The services of fiduciaries can also be considered to be a type of financial remittance if they accept and transfer sums of money. This also applies to all activities of collection agencies when it comes to recovering debts. According to BaFin, only the recovery of unpaid receivables (e.g. tax debts, medical bills, loan repayments etc.) does not fall under the ZAG regulations at present. Factoring is also considered to be a form of financial remittance, at least in cases where the service provided is focused on payment settlement from an economic point of view and not on financing the contractual partners.

Which payment transactions are not covered by the ZAG?

Section 2 of the ZAG outlines certain payment transactions that are not considered to be payments services. These can therefore be provided without authorisation. These are:

  • Direct cash payments
  • Payment transactions via commercial agents or central regulators for commercial cash transports
  • Cash-back processes (e.g. cash withdrawals in a supermarket)
  • Money-exchange transactions in cash
  • Payment transactions based on a gift card, cheque, bill of exchange, traveller's cheque or a paper postal order
  • Payment transactions within a payment or securities settlement system
  • Payment transactions connected to securities asset servicing
  • Technical services for the provision of payment services
  • Payment systems in limited networks or with a limited product range, and instruments for social or tax purposes
  • Payment transactions over electronic communications networks/services
  • Group/internal payment transactions
  • Cash-withdrawal services
  • Receiving and transferring cash as part of a charitable activity

What must businesses bear in mind with gift card transactions?

Gift cards are a very common means of payment. Payment transactions via card within a limited network – known as a network payment system – are therefore particularly relevant for many businesses.

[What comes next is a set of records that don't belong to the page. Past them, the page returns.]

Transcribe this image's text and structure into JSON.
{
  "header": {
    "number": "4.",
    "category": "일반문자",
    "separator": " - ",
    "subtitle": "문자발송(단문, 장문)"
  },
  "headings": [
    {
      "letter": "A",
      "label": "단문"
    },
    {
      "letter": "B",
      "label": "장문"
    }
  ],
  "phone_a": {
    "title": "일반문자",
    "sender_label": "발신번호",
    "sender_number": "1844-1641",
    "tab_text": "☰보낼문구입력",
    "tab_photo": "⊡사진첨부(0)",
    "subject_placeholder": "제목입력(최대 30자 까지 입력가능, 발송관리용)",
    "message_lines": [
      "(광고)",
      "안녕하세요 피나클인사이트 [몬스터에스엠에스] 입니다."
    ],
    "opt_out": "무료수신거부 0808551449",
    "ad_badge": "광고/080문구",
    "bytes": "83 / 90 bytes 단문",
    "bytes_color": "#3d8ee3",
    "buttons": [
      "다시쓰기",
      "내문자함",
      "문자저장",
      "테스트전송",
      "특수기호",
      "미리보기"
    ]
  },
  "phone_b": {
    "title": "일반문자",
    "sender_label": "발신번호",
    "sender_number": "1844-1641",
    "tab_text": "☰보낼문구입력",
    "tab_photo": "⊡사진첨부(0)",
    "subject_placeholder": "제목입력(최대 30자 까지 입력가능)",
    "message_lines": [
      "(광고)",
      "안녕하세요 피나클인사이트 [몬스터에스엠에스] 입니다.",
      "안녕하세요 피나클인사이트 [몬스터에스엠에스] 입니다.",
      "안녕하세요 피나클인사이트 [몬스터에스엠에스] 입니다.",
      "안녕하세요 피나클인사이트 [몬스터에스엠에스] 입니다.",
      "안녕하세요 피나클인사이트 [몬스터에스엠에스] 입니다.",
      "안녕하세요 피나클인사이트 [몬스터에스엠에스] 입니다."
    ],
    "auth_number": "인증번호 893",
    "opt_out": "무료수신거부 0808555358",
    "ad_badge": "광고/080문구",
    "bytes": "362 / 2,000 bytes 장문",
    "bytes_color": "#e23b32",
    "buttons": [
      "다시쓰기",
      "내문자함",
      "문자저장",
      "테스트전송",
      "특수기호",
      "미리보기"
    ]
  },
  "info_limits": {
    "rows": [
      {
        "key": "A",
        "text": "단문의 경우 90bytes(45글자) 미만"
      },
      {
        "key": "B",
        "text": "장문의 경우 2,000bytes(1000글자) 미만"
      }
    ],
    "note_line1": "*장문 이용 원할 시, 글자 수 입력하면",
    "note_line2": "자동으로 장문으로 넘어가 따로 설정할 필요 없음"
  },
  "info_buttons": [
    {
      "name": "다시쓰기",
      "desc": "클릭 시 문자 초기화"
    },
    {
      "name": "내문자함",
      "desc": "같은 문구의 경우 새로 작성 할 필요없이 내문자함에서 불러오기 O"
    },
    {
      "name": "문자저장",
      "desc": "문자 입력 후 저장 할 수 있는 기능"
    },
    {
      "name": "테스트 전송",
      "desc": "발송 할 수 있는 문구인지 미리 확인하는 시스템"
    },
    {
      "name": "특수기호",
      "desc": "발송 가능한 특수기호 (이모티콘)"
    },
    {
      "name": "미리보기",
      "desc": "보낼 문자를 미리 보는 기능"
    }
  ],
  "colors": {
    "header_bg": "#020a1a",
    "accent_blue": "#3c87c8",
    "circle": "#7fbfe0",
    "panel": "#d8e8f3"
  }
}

Among other things, this applies to gift, customer or fuel cards which are only used by the business concerned. Payment cards, such as those used in canteens, sports stadiums, holiday parks or on university campuses are also part of the network payment system.

Furthermore, public transport cards, which are used to purchase tickets, also fall under this definition. According to the ZAG, payments made with these types of cards do not constitute a payments service. They therefore do not require authorisation from BaFin. Businesses can benefit from this exception, but they should also examine – on a case-by-case basis – whether the cards are in fact limited to a self-contained network. In many cases, there is a fine line between activities that do not require authorisation and those that do.

For more detailed information on the German Payment Services Supervision Act, you can refer to the relevant information sheet from BaFin. To learn about similar topics, take a look at our resource collection or contact our Sales team directly.

Ready to get started?

Create an account and start accepting payments – no contracts or banking details required. Or, contact us to design a custom package for your business.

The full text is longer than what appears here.